Photo by Marcella Peyre-Ferry Local and county officials cut the ribbon on the Sunnyside Bridge, after 10 years in repairs.

By Marcella Peyre-Ferry

For 21st Century Media

PENN – After 10 years, for better or worse, the Sunnyside Road Bridge has reopened. Ambulance, rescue and fire trucks from the West Grove Fire Department were the first to make the crossing after the official ribbon cutting for the new bridge on June 5.

The original timber bridge, measuring 14 feet 8 inches wide and 55 feet long, was built in 1850 to cross over the railroad line. It was rehabilitated in 1984, but with time it continued to deteriorate. It was closed in 2003 when it failed a routine inspection.

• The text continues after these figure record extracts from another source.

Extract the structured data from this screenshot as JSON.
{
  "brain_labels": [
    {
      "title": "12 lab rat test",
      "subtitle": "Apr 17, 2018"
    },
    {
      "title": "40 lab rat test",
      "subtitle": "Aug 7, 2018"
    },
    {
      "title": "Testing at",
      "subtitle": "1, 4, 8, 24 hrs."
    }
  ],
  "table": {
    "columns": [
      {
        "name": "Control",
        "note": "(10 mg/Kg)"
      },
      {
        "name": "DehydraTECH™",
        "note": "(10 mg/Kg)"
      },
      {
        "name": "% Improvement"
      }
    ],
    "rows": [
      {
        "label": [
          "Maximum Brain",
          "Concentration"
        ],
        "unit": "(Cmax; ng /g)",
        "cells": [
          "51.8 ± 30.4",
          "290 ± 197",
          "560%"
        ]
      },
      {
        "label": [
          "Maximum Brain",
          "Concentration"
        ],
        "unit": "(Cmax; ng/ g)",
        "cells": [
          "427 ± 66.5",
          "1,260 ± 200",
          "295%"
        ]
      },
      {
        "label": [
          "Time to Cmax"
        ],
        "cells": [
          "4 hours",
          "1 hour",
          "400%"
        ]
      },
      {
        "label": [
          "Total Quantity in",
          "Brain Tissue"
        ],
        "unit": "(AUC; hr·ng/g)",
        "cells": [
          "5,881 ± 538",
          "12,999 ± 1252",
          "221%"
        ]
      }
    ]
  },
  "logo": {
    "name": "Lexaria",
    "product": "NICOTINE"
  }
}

After a PUC decision in 2006 the township agreed to design and build a replacement bridge, and with the East Penn Railway, Inc, removed the remaining pieces of the old bridge the following year. Design changes, funding issues and other obstacles kept the bridge closed until bids were let on June 5 of 2012. Road-Con, Inc., of West Chester was the low bidder at $867,265.30

With the addition of design costs and oversight expenses the total cost to replace the old wooden bridge with a 56-foot concrete bridge comes to $1,141,901.23. Penn Township is paying that full bill, but will be reimbursed for 80 percent of the costs by PennDOT once the project is 100 percent complete.

County Commissioner Ryan Costello was at the ribbon cutting. He let the supervisors know that the commissioners will help if needed in getting the reimbursement. “We’re very grateful the project got done. It’s a very expensive capital project, but you got it done on time and on budget,” he said.

Some traffic had already discovered that the bridge was completed several days before the opening ceremony, and according to neighbors, speeding is already a problem on what had become a dead end road while the bridge was out.

At this point, residents have concerns that with the new bridge and the return of through traffic they would have really rather seen it remain closed. “Traffic has been flying up and down the road,” neighbor Tricia Coyle said. “The bridge has been closed for so many years that we have a lot of children who are not used to having to deal with traffic. We had a lot of concerns. We kind of liked having a dead end road.”

Township supervisors knew that speeding would be an issue on the road even though the posted speed limit is just 25 miles an hour. The road is scheduled for repaving this summer, and at that time two Seminole County speed humps will be installed on the approach to each side of the bridge to slow traffic.

“They are not bumps, they are lifts. If you are doing the speed limit, you’ll barely notice them. If you’re speeding, you’ll tear the bottom out of your car,” Supervisor Victor Mantegna said.